Il faraone aveva fatto un sogno e nessuno alla corte era stato in grado di interpretarlo. Venuto a sapere che Yosef aveva interpretato i sogni dei suoi due ministri, il faraone fece liberare Yosef dalla prigione per interpretare il suo sogno. Yosef gli disse che il sogno era un’indicazione che l’Egitto sarebbe stato soggetto a sette anni di raccolti abbondanti seguiti da altrettanti anni di carestia. Detto questo Yosef aggiunse: “Or dunque si provveda il Faraone d’un uomo intelligente e savio e lo metta al comando sul paese d’Egitto. Faraone faccia così: nomini dei commissari sul paese per prelevare il quinto del raccolto del paese d’Egitto durante i sette anni dell’abbondanza. Essi ammassino tutti i viveri di queste sette buone annate che stanno per venire, e accumulino il grano a disposizione di Faraone per l’approvvigionamento delle città, e lo conservino. Questi viveri serviranno da riserva per il paese, in vista dei sette anni di carestia che verranno nel paese d’Egitto; e così il paese non perirà per la carestia” (Bereshìt, 41: 33-36).
Alcuni commentatori osservano che il faraone aveva chiesto a Yosef di interpretare il sogno e non di dargli consigli su cosa fare.
Secondo R. Joseph Beer Soloveitchik (Belarus, 1903-1993, Boston) in Mesoras Harav (p. 305), i consigli di Yosef erano indispensabili e facevano parte dell’interpretazione del sogno. Il faraone avrebbe potuto ignorare questa parte dell’interpretazione del sogno che gli fece Yosef. Avrebbe potuto godersi i sette anni di abbondanza senza curarsi di quello che sarebbe successo più tardi. Dopo tutto il faraone e l’aristocrazia del paese non avrebbero sofferto per la carestia. Per questo Yosef avvertì il faraone che senza prendere misure preventive, l’Egitto sarebbe stato distrutto perché “un popolo affamato fa la rivoluzione”. Per evitare una situazione del genere era quindi necessario prendere immediati provvedimenti. Il consiglio di Yosef piacque al faraone che nominò Yosef vicerè con il compito di organizzare la conservazione del grano e il razionamento per gli anni della carestia. Con questa nomina il faraone diede a Yosef anche il nome Tzafenàt Pa’nèach.
Qual è il significato di questo nome? Onkelos (Eretz Israel, I sec.
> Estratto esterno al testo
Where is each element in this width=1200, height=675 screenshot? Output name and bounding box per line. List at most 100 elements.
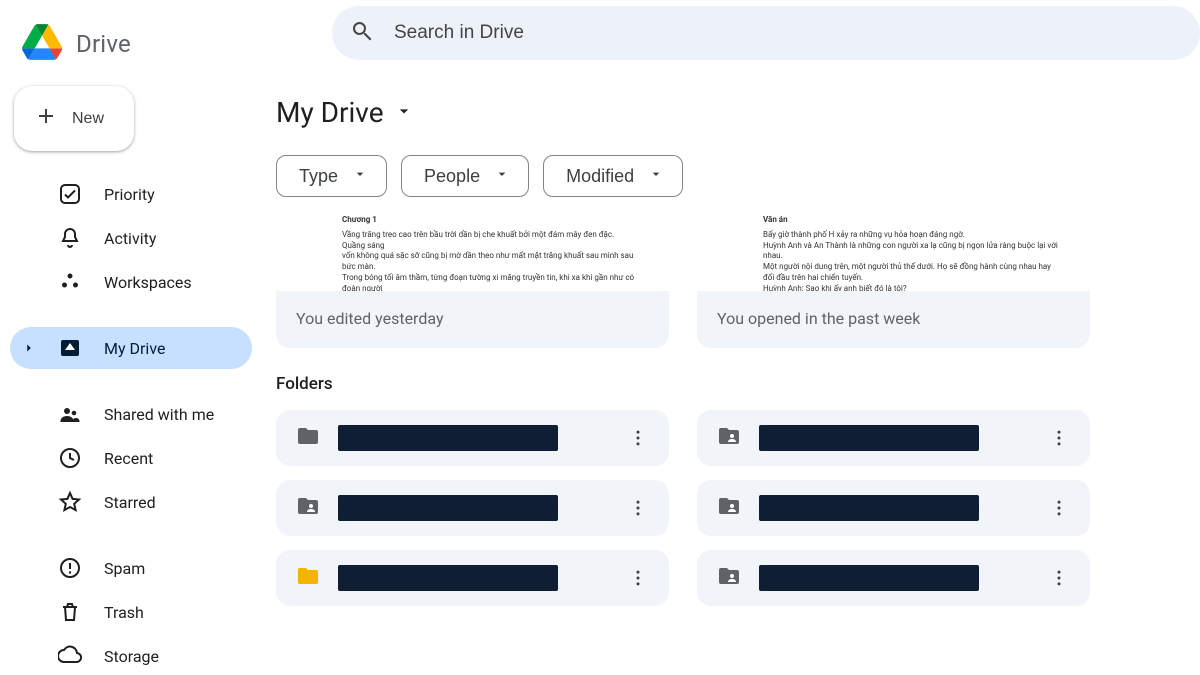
folder-item[interactable] [697, 410, 1090, 466]
sidebar: Drive New Priority Activity Workspaces My D… [0, 0, 260, 675]
sidebar-item-spam[interactable]: Spam [10, 547, 252, 589]
doc-preview-line: Huỳnh Anh và An Thành là những con người… [763, 241, 1060, 252]
search-icon [350, 19, 374, 47]
trash-icon [58, 600, 82, 624]
plus-icon [34, 104, 58, 133]
doc-preview-line: Bấy giờ thành phố H xảy ra những vụ hỏa … [763, 230, 1060, 241]
mydrive-icon [58, 336, 82, 360]
folder-shared-icon [296, 494, 320, 522]
spam-icon [58, 556, 82, 580]
folder-name-redacted [759, 425, 979, 451]
sidebar-item-starred[interactable]: Starred [10, 481, 252, 523]
more-button[interactable] [1042, 421, 1076, 455]
folder-item[interactable] [276, 480, 669, 536]
expand-caret-icon [22, 340, 36, 356]
folder-item[interactable] [276, 550, 669, 606]
brand-name: Drive [76, 30, 131, 58]
more-button[interactable] [621, 561, 655, 595]
search-input[interactable] [394, 22, 1186, 44]
sidebar-item-label: Storage [104, 647, 159, 666]
storage-icon [58, 644, 82, 668]
more-button[interactable] [1042, 491, 1076, 525]
folder-item[interactable] [276, 410, 669, 466]
sidebar-item-trash[interactable]: Trash [10, 591, 252, 633]
folder-grid [276, 410, 1188, 606]
sidebar-item-label: Starred [104, 493, 156, 512]
suggested-card-subtitle: You edited yesterday [276, 291, 669, 348]
filter-chip-type[interactable]: Type [276, 155, 387, 197]
more-button[interactable] [621, 491, 655, 525]
more-button[interactable] [621, 421, 655, 455]
sidebar-item-priority[interactable]: Priority [10, 173, 252, 215]
sidebar-item-activity[interactable]: Activity [10, 217, 252, 259]
doc-preview: Văn án Bấy giờ thành phố H xảy ra những v… [697, 207, 1090, 291]
shared-icon [58, 402, 82, 426]
main: My Drive Type People Modified Chương 1 Vầng… [260, 0, 1200, 675]
star-icon [58, 490, 82, 514]
caret-down-icon [648, 166, 664, 187]
sidebar-item-recent[interactable]: Recent [10, 437, 252, 479]
sidebar-item-my-drive[interactable]: My Drive [10, 327, 252, 369]
filter-chip-modified[interactable]: Modified [543, 155, 683, 197]
suggested-row: Chương 1 Vầng trăng treo cao trên bầu trờ… [276, 207, 1188, 348]
sidebar-item-shared-with-me[interactable]: Shared with me [10, 393, 252, 435]
folder-name-redacted [759, 495, 979, 521]
content: My Drive Type People Modified Chương 1 Vầng… [260, 60, 1200, 606]
page-title: My Drive [276, 96, 384, 129]
priority-icon [58, 182, 82, 206]
sidebar-item-label: Shared with me [104, 405, 214, 424]
sidebar-item-label: Activity [104, 229, 156, 248]
brand[interactable]: Drive [10, 10, 252, 82]
folders-section-title: Folders [276, 374, 1188, 394]
workspaces-icon [58, 270, 82, 294]
sidebar-item-label: Recent [104, 449, 153, 468]
filter-chips: Type People Modified [276, 155, 1188, 197]
sidebar-item-label: My Drive [104, 339, 165, 358]
doc-preview-line: đối đầu trên hai chiến tuyến. [763, 273, 1060, 284]
sidebar-item-label: Trash [104, 603, 144, 622]
doc-preview-line: Vầng trăng treo cao trên bầu trời dần bị… [342, 230, 639, 252]
folder-yellow-icon [296, 564, 320, 592]
folder-shared-icon [717, 424, 741, 452]
folder-icon [296, 424, 320, 452]
caret-down-icon [494, 166, 510, 187]
new-button[interactable]: New [14, 86, 134, 151]
more-button[interactable] [1042, 561, 1076, 595]
recent-icon [58, 446, 82, 470]
suggested-card-subtitle: You opened in the past week [697, 291, 1090, 348]
doc-preview: Chương 1 Vầng trăng treo cao trên bầu trờ… [276, 207, 669, 291]
sidebar-item-label: Spam [104, 559, 145, 578]
doc-preview-title: Văn án [763, 215, 1060, 226]
activity-icon [58, 226, 82, 250]
doc-preview-line: Một người nội dung trên, một người thủ t… [763, 262, 1060, 273]
suggested-card[interactable]: Văn án Bấy giờ thành phố H xảy ra những v… [697, 207, 1090, 348]
folder-name-redacted [338, 425, 558, 451]
drive-logo-icon [22, 24, 62, 64]
folder-shared-icon [717, 494, 741, 522]
folder-name-redacted [338, 495, 558, 521]
searchbar-wrap [260, 0, 1200, 60]
sidebar-item-label: Priority [104, 185, 155, 204]
doc-preview-title: Chương 1 [342, 215, 639, 226]
page-title-row[interactable]: My Drive [276, 96, 1188, 129]
nav: Priority Activity Workspaces My Drive Shared… [10, 173, 252, 675]
folder-name-redacted [759, 565, 979, 591]
filter-chip-label: Modified [566, 166, 634, 187]
caret-down-icon [352, 166, 368, 187]
folder-name-redacted [338, 565, 558, 591]
doc-preview-line: Trong bóng tối âm thầm, từng đoạn tường … [342, 273, 639, 291]
folder-item[interactable] [697, 480, 1090, 536]
folder-shared-icon [717, 564, 741, 592]
sidebar-item-workspaces[interactable]: Workspaces [10, 261, 252, 303]
doc-preview-line: Huỳnh Anh: Sao khi ấy anh biết đó là tôi… [763, 284, 1060, 291]
searchbar[interactable] [332, 6, 1200, 60]
filter-chip-label: People [424, 166, 480, 187]
caret-down-icon [394, 101, 414, 125]
filter-chip-people[interactable]: People [401, 155, 529, 197]
doc-preview-line: vốn không quá sặc sỡ cũng bị mờ dần theo… [342, 251, 639, 262]
filter-chip-label: Type [299, 166, 338, 187]
folder-item[interactable] [697, 550, 1090, 606]
sidebar-item-label: Workspaces [104, 273, 192, 292]
suggested-card[interactable]: Chương 1 Vầng trăng treo cao trên bầu trờ… [276, 207, 669, 348]
sidebar-item-storage[interactable]: Storage [10, 635, 252, 675]
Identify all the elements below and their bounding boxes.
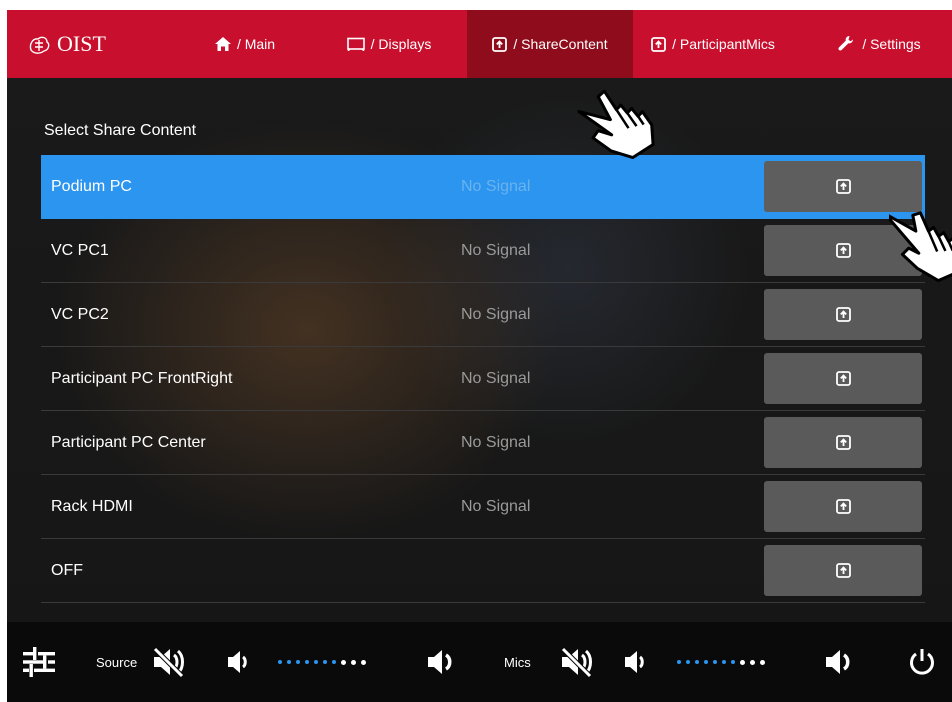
volume-level-dot bbox=[731, 660, 735, 664]
source-name: Rack HDMI bbox=[51, 498, 133, 515]
source-name: VC PC1 bbox=[51, 242, 109, 259]
wrench-icon bbox=[838, 35, 856, 53]
source-row[interactable]: Rack HDMI No Signal bbox=[41, 475, 925, 539]
oist-seal-icon bbox=[29, 36, 50, 54]
volume-level-dot bbox=[287, 660, 291, 664]
share-icon bbox=[835, 179, 851, 194]
pointing-hand-icon bbox=[577, 89, 655, 160]
tab-participantmics[interactable]: / ParticipantMics bbox=[633, 10, 793, 78]
source-name: VC PC2 bbox=[51, 306, 109, 323]
mics-volume-up-button[interactable] bbox=[825, 622, 855, 702]
mics-volume-slider[interactable] bbox=[677, 622, 765, 702]
share-button[interactable] bbox=[764, 481, 922, 532]
mics-volume-group: Mics bbox=[504, 622, 531, 702]
source-name: OFF bbox=[51, 562, 83, 579]
volume-level-dot bbox=[314, 660, 318, 664]
volume-level-dot bbox=[332, 660, 336, 664]
source-row[interactable]: VC PC2 No Signal bbox=[41, 283, 925, 347]
tab-settings[interactable]: / Settings bbox=[817, 10, 942, 78]
logo-text: OIST bbox=[57, 31, 106, 56]
tab-displays-label: / Displays bbox=[370, 36, 432, 52]
source-row[interactable]: Podium PC No Signal bbox=[41, 155, 925, 219]
source-volume-slider[interactable] bbox=[278, 622, 366, 702]
mics-label: Mics bbox=[504, 654, 531, 670]
volume-down-icon bbox=[228, 651, 247, 673]
mixer-sliders-icon bbox=[23, 647, 55, 677]
volume-level-dot bbox=[760, 659, 765, 665]
source-mute-button[interactable] bbox=[151, 622, 187, 702]
home-icon bbox=[214, 37, 231, 51]
volume-level-dot bbox=[278, 660, 282, 664]
oist-logo: OIST bbox=[25, 10, 106, 78]
tab-main-label: / Main bbox=[236, 36, 276, 52]
source-name: Participant PC FrontRight bbox=[51, 370, 233, 387]
source-list: Podium PC No Signal VC PC1 No Signal VC PC2 N… bbox=[41, 155, 925, 603]
power-icon bbox=[910, 649, 934, 675]
tab-sharecontent[interactable]: / ShareContent bbox=[467, 10, 633, 78]
volume-level-dot bbox=[677, 660, 681, 664]
tab-sharecontent-label: / ShareContent bbox=[513, 36, 608, 52]
source-name: Podium PC bbox=[51, 178, 132, 195]
share-button[interactable] bbox=[764, 417, 922, 468]
tab-settings-label: / Settings bbox=[862, 36, 921, 52]
source-status: No Signal bbox=[461, 242, 531, 259]
source-status: No Signal bbox=[461, 178, 531, 195]
source-status: No Signal bbox=[461, 498, 531, 515]
touch-panel-screen: OIST / Main / Displays / ShareContent / bbox=[7, 10, 952, 702]
source-row[interactable]: OFF bbox=[41, 539, 925, 603]
tab-participantmics-label: / ParticipantMics bbox=[672, 36, 775, 52]
volume-level-dot bbox=[722, 660, 726, 664]
source-row[interactable]: Participant PC Center No Signal bbox=[41, 411, 925, 475]
mics-mute-button[interactable] bbox=[559, 622, 595, 702]
tab-main[interactable]: / Main bbox=[195, 10, 295, 78]
tab-displays[interactable]: / Displays bbox=[329, 10, 449, 78]
share-icon bbox=[835, 563, 851, 578]
share-icon bbox=[835, 435, 851, 450]
speaker-muted-icon bbox=[153, 647, 184, 678]
source-volume-up-button[interactable] bbox=[427, 622, 457, 702]
volume-level-dot bbox=[341, 659, 346, 665]
share-icon bbox=[835, 243, 851, 258]
source-volume-down-button[interactable] bbox=[227, 622, 249, 702]
share-button[interactable] bbox=[764, 289, 922, 340]
power-button[interactable] bbox=[907, 622, 937, 702]
volume-level-dot bbox=[296, 660, 300, 664]
source-row[interactable]: Participant PC FrontRight No Signal bbox=[41, 347, 925, 411]
mixer-button[interactable] bbox=[21, 622, 57, 702]
share-icon bbox=[492, 36, 508, 52]
mics-volume-down-button[interactable] bbox=[624, 622, 646, 702]
volume-level-dot bbox=[686, 660, 690, 664]
share-icon bbox=[835, 499, 851, 514]
pointing-hand-icon bbox=[889, 211, 952, 283]
share-icon bbox=[651, 36, 667, 52]
volume-level-dot bbox=[305, 660, 309, 664]
volume-up-icon bbox=[826, 650, 850, 674]
speaker-muted-icon bbox=[561, 647, 592, 678]
volume-level-dot bbox=[704, 660, 708, 664]
share-icon bbox=[835, 371, 851, 386]
volume-level-dot bbox=[323, 660, 327, 664]
source-status: No Signal bbox=[461, 370, 531, 387]
display-icon bbox=[346, 37, 365, 51]
share-button[interactable] bbox=[764, 353, 922, 404]
volume-up-icon bbox=[428, 650, 452, 674]
bottom-bar: Source Mics bbox=[7, 622, 952, 702]
volume-level-dot bbox=[351, 659, 356, 665]
source-row[interactable]: VC PC1 No Signal bbox=[41, 219, 925, 283]
share-button[interactable] bbox=[764, 545, 922, 596]
top-navigation: OIST / Main / Displays / ShareContent / bbox=[7, 10, 952, 78]
volume-level-dot bbox=[750, 659, 755, 665]
share-icon bbox=[835, 307, 851, 322]
source-name: Participant PC Center bbox=[51, 434, 206, 451]
source-status: No Signal bbox=[461, 434, 531, 451]
source-status: No Signal bbox=[461, 306, 531, 323]
source-label: Source bbox=[96, 654, 138, 670]
volume-level-dot bbox=[740, 659, 745, 665]
section-title: Select Share Content bbox=[44, 122, 197, 139]
source-volume-group: Source bbox=[96, 622, 137, 702]
volume-down-icon bbox=[625, 651, 644, 673]
volume-level-dot bbox=[361, 659, 366, 665]
volume-level-dot bbox=[713, 660, 717, 664]
volume-level-dot bbox=[695, 660, 699, 664]
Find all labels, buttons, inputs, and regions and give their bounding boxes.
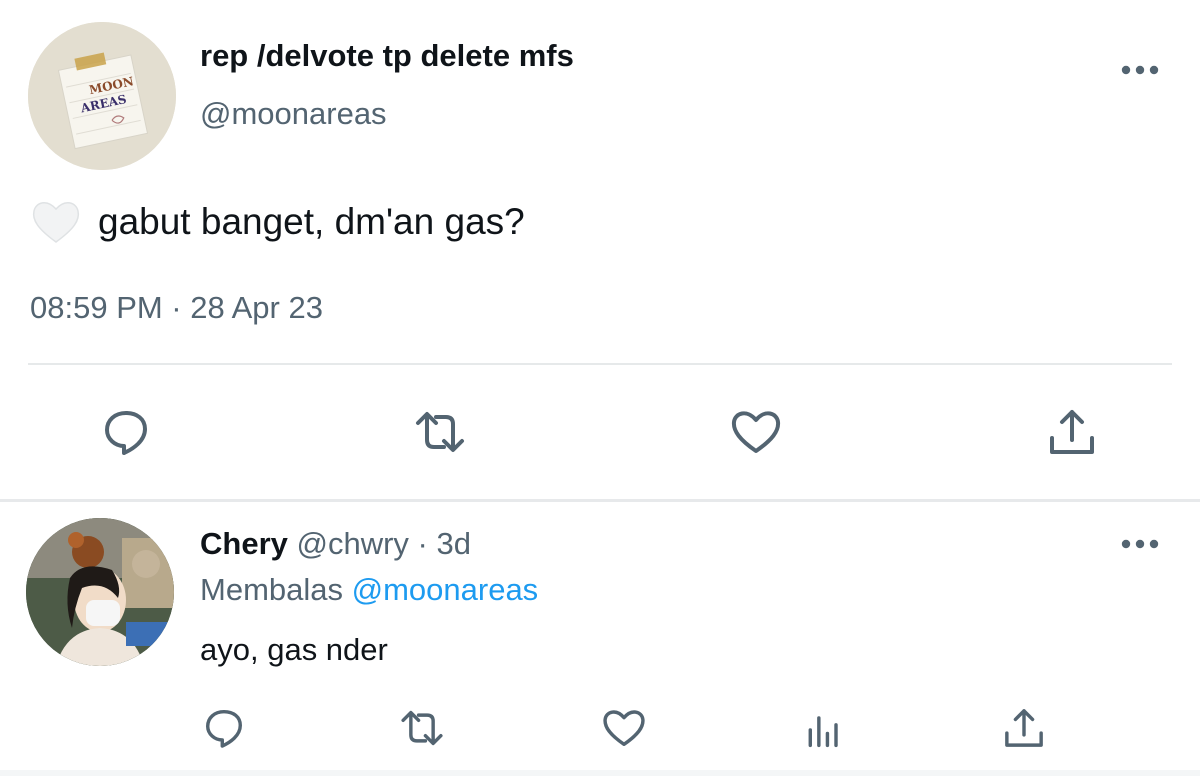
- white-heart-emoji-icon: [32, 202, 80, 243]
- like-icon[interactable]: [598, 702, 650, 754]
- author-handle[interactable]: @moonareas: [200, 96, 387, 132]
- avatar-image: MOON AREAS: [28, 22, 176, 170]
- like-icon[interactable]: [726, 402, 786, 462]
- reply-tweet: Chery @chwry · 3d Membalas @moonareas ay…: [0, 502, 1200, 776]
- author-display-name[interactable]: rep /delvote tp delete mfs: [200, 38, 574, 74]
- replying-to-label: Membalas: [200, 572, 343, 607]
- retweet-icon[interactable]: [410, 402, 470, 462]
- reply-more-options-icon[interactable]: [1116, 530, 1164, 558]
- replying-to: Membalas @moonareas: [200, 572, 538, 608]
- retweet-icon[interactable]: [396, 702, 448, 754]
- reply-author-meta[interactable]: @chwry · 3d: [297, 526, 471, 561]
- reply-icon[interactable]: [96, 402, 156, 462]
- share-icon[interactable]: [1042, 402, 1102, 462]
- reply-header: Chery @chwry · 3d: [200, 526, 471, 562]
- avatar[interactable]: MOON AREAS: [28, 22, 176, 170]
- reply-avatar-image: [26, 518, 174, 666]
- analytics-icon[interactable]: [798, 704, 850, 756]
- more-options-icon[interactable]: [1116, 56, 1164, 84]
- reply-author-name[interactable]: Chery: [200, 526, 288, 561]
- bottom-separator: [0, 770, 1200, 776]
- main-tweet: MOON AREAS rep /delvote tp delete mfs @m…: [0, 0, 1200, 500]
- reply-icon[interactable]: [198, 702, 250, 754]
- reply-avatar[interactable]: [26, 518, 174, 666]
- replying-to-mention[interactable]: @moonareas: [352, 572, 539, 607]
- divider: [28, 363, 1172, 365]
- tweet-body: gabut banget, dm'an gas?: [98, 201, 525, 242]
- tweet-timestamp[interactable]: 08:59 PM · 28 Apr 23: [30, 290, 323, 326]
- share-icon[interactable]: [998, 702, 1050, 754]
- tweet-text: gabut banget, dm'an gas?: [30, 196, 525, 248]
- reply-text: ayo, gas nder: [200, 632, 388, 667]
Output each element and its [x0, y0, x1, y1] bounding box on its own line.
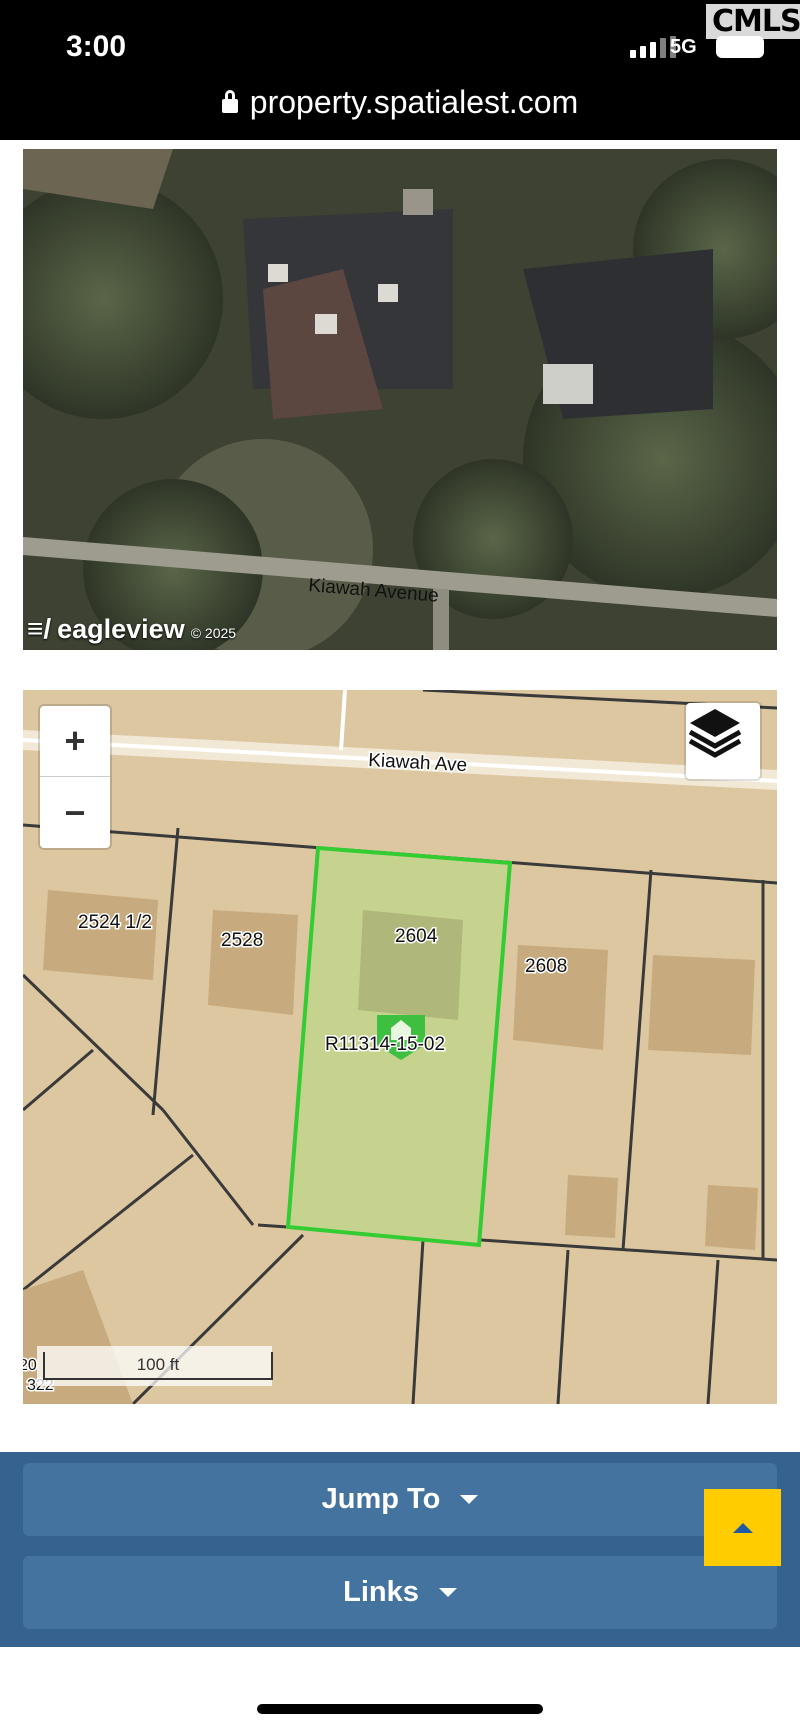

E.V.) traduce in lingua aramaica: “L’uomo al quale i misteri sono svelati”. Rashì (Troyes, 1040-1105) scrive: “Interpreta i misteri”.
Il Nachmanide (Girona, 1194-1270, Acco) cita R. Avraham ibn ‘Ezra (Tutela, 1089-1167, Calahorra) che nel suo commento afferma che se Tzafenàt Pa’nèach è una parola in lingua egiziana, egli non ne sa il significato; e se è una traduzione in ebraico dall’egiziano, non sappiamo quale fosse il nome che il faraone diede a Yosef. Secondo i maestri che composero il testo della tefillà Nishmàt Kol Chai che si recita di Shabbàt dove è scritto che l’Eterno vede le cose nascoste [mefa’anèach ne’elamìm, dove la parola mefa’nèach ha la stessa radice di pa’nèach] è possibile che il faraone, che conosceva la lingua di Canaan, abbia dato a Yosef un nome onorevole nella sua lingua. Nachmanide aggiunge che la cosa non deve sorprendere perché anche la figlia del faraone chiamò Moshè, “Moshè” con un nome ebraico.
R. David Kimchi detto Radak (Narbona, 1160-1235) nel suo commento, afferma invece che Tzafenàt Pa’nèach è un nome egiziano. E dice che una cosa simile la fece Nevukhadnetzàr quando diede nomi aramaici a Dàniel e ai suoi compagni (Dàniel: 1:7). A Dàniel diede il nome Beltshatzàr; a Chananyà, Shadràkh; a Mishaèl, Meshàkh; a Chananià, ‘Avèd Negò. Senza una risposta chiara alla domanda, dobbiamo lasciare “ai posteri l’ardua sentenza”.